Even though there are exceptions – athletes and those working towards body competitions – us ‘normal’ people just trying to live a healthy and happy lifestyle should take everything in moderation. Unless you do have allergies or intolerance to certain foods, I really wouldn’t recommend completely cutting out food groups. I think it is important to have a balanced diet – which yes, does include indulgences and treats here and there – but also allows you to have a healthy relationship with food and not view it as something bad. Thinking of the amount of time you’ll have to spend in the gym for every biscuit you eat isn’t healthy. Wondering how many calories are in each segment of a Satsuma isn’t healthy. Feeling guilty for hours about the foods you eat isn’t healthy. You should be able to make balanced food choices easily and without thinking too much about it – if you go to the gym and exercise regularly, you can eat more (of healthy foods, of course) and not have to worry about the calories. If you do want to lose weight, you simply have to move more and eat less – make clever food choices and eat foods that have high nutritional value and will keep you fuller for longer.

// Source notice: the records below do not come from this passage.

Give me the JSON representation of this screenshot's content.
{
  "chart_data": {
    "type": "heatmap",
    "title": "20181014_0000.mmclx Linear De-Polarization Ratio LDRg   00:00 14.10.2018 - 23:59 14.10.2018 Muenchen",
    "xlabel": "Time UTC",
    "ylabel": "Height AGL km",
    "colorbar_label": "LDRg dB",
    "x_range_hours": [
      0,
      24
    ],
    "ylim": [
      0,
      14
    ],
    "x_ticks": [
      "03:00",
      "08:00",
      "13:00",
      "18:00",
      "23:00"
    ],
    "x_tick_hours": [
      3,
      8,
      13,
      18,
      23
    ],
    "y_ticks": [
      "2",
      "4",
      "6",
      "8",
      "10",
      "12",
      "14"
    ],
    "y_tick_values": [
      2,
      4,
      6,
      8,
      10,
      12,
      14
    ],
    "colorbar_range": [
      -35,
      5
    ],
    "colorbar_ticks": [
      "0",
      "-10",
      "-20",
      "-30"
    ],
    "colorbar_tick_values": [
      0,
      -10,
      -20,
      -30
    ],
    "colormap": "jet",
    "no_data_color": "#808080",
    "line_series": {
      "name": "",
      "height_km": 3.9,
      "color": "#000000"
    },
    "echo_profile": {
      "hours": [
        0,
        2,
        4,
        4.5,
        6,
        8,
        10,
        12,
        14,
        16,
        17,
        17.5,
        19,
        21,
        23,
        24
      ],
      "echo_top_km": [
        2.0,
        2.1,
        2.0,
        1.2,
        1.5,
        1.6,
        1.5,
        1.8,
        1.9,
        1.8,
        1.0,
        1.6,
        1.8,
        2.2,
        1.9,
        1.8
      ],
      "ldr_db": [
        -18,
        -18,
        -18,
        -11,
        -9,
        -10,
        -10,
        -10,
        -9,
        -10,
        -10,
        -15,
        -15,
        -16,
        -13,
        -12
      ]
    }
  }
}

Try these top tips to help you have a healthy relationship with food:
1. Make changes to your diet without cutting out entire food groups
2. Find healthy ways to manage stress and emotions
3. Avoid using food as a reward – look for alternative ways to treat yourself
4. Make regular meals a habit to prevent you from making unhealthy food choices
5. Try to plan your meals for the day in advance
6. Listen to your body -avoid foods that your body disagrees with and which make you feel satisfied and full of energy
7. Don’t be scared to make friends with healthy fats – they will keep you satisfied and make your skin look healthier
8. Keep motivated and your expectations realistic
9. Eat according to your energy expenditure – take into consideration your size and how much you move
10. Eat primarily to nourish and fuel your body but do eat for pleasure every now and then – we were given taste buds for a reason!
It’s time for me to re-start the long process of getting my fitness and stamina back up to a standard I am happy with, for the 4th time in 6 months *cries a little inside* but I hope this post goes a little way in showing you how you can build a healthy relationship with food. I am not a nutritionalist or a food therapist, I’m just a woman who has experienced many issues with food over the years, fully aware of the side effects of an unhealthy relationship with your body and diet, sharing my thoughts in the hope that it could help someone reading this.
I most certainly don’t believe there is a singular perfect diet that everyone should follow. Our bodies are individual to us; they are different and so is what we ask of them. But, for most of us, following the tips I’ve suggested and tweaking them to suit you where need be, you will not only find yourself edging closer to achieving your body and performance goals, but more importantly will leave you with a much healthier and happier relationship with food.